How do I use QueryShield with BigQuery?
BigQuery via sqlglot's BigQuery dialect, with three platform-specific considerations:
1. Slot cost / on-demand pricing. A poorly bounded query on a multi-TB table can cost hundreds of dollars per LLM-generated mistake. QueryShield supports a dry_run_first mode that calls client.query(sql, job_config=QueryJobConfig(dry_run=True)) and rejects if total_bytes_processed exceeds the policy threshold.
2. SELECT * on wide tables is the most common cost incident. Policy can require explicit column lists for tables above a row/byte threshold.
3. Authorized views and column-level access controls are excellent defense-in-depth; QueryShield enforces at the AST and complements them.

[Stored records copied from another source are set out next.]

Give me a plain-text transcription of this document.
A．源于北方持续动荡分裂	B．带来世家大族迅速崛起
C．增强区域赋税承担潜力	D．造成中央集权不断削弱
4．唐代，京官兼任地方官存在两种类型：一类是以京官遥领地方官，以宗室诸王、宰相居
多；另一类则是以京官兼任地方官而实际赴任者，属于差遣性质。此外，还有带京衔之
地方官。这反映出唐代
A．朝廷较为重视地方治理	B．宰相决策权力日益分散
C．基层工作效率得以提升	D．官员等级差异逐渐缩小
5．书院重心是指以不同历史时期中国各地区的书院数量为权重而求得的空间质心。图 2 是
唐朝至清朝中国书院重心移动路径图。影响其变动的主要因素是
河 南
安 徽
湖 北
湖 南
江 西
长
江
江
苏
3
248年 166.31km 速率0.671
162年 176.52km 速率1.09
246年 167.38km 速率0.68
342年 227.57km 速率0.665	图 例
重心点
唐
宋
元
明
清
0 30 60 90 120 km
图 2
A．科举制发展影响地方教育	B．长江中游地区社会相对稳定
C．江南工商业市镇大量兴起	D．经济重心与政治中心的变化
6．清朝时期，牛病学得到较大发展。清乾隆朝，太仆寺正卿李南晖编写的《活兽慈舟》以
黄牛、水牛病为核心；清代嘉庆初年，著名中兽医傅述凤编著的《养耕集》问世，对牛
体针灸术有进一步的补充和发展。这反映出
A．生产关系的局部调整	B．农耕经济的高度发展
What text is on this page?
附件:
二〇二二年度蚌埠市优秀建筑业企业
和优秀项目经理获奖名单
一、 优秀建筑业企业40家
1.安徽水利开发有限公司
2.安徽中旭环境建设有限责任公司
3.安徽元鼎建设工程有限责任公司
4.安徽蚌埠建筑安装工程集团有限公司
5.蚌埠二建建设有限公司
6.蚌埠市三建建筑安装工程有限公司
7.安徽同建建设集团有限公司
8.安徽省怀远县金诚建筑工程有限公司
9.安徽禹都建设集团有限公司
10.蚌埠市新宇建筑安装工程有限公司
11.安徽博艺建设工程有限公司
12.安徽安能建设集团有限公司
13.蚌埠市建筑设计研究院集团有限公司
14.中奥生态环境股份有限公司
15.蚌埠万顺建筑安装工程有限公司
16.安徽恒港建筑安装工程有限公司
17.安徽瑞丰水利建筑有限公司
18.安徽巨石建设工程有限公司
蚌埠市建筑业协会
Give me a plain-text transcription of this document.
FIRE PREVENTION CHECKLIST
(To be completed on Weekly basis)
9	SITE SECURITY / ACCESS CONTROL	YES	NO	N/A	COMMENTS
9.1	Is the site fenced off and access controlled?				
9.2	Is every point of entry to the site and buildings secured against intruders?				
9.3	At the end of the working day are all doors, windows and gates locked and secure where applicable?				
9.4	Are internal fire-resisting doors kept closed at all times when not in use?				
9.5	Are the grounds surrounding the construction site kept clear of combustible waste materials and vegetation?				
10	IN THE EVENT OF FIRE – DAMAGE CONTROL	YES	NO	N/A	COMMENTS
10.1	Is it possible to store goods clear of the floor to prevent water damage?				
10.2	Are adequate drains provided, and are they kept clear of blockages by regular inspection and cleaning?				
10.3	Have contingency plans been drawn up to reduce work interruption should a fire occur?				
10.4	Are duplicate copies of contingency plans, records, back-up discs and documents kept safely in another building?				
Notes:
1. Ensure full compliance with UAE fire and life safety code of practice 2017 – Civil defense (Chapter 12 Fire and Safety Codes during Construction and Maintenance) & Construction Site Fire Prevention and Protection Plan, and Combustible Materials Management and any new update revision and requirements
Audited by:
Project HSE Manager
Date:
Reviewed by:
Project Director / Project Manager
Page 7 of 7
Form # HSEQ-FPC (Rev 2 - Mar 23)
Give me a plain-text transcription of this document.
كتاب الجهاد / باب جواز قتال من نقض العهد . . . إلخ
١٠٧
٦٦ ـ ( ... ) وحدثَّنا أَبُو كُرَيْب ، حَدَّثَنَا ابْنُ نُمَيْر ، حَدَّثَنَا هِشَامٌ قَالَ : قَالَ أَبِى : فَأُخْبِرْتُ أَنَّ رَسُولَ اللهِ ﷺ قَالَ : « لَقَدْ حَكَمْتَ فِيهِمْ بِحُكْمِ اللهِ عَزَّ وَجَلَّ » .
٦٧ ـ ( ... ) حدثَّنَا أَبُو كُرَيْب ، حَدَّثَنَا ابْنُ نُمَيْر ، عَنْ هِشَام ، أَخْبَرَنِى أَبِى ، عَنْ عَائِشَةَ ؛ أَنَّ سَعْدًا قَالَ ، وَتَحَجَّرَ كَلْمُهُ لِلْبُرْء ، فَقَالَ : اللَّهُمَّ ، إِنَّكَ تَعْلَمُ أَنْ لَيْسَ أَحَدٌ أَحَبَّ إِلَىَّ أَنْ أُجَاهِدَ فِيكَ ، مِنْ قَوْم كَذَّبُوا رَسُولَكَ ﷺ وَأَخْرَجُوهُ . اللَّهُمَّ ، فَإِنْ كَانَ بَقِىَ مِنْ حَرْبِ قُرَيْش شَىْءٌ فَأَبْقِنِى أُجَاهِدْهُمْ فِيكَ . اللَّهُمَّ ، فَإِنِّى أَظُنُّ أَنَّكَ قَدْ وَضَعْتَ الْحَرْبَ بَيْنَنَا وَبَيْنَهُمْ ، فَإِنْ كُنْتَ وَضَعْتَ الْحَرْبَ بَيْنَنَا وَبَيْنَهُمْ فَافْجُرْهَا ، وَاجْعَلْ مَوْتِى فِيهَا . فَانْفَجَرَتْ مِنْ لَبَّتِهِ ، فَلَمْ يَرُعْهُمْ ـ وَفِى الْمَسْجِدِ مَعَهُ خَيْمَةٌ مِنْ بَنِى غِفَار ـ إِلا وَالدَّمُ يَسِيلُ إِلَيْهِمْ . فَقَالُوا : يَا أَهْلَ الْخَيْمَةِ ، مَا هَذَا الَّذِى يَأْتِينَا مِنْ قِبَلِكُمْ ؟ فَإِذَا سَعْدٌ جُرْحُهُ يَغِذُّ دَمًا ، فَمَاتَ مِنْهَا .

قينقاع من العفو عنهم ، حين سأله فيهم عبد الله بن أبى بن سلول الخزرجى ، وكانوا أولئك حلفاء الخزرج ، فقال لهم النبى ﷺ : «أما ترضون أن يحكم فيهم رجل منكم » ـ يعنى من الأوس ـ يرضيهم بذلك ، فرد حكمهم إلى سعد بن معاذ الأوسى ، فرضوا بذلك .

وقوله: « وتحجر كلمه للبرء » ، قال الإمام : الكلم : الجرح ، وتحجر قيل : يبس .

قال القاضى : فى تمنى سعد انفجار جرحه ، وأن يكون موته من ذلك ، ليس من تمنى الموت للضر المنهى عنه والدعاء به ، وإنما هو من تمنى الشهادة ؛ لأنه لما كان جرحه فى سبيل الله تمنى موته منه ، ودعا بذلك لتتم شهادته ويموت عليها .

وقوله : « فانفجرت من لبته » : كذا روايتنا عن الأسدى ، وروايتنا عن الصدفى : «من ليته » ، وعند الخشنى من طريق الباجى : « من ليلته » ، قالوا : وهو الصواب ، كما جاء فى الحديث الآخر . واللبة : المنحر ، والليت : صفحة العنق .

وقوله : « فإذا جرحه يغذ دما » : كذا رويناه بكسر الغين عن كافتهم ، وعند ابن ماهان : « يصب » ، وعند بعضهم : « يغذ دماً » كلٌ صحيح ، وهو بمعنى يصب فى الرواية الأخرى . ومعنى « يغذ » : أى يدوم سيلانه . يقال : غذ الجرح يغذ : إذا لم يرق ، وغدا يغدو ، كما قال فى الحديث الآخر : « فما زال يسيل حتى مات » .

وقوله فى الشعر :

4. CREATE TEMP TABLE, EXPORT DATA, MERGE statements should be denylisted for read agents — EXPORT DATA especially, since it can exfil to GCS buckets.
qs = Client(api_key=KEY, policy="bq-analyst", dialect="bigquery")
decision = qs.validate(sql=llm_output, context={"project": "prod", "user": ctx.user_id})
if decision.allowed:
if decision.estimated_bytes > 10 * 1024**3: # 10 GB
return "Query would scan >10 GB; please narrow your filter."
bq_client.query(decision.sql).result()
Evidence log captures bytes_processed, slot_ms, and the BigQuery job_id for FinOps + audit correlation.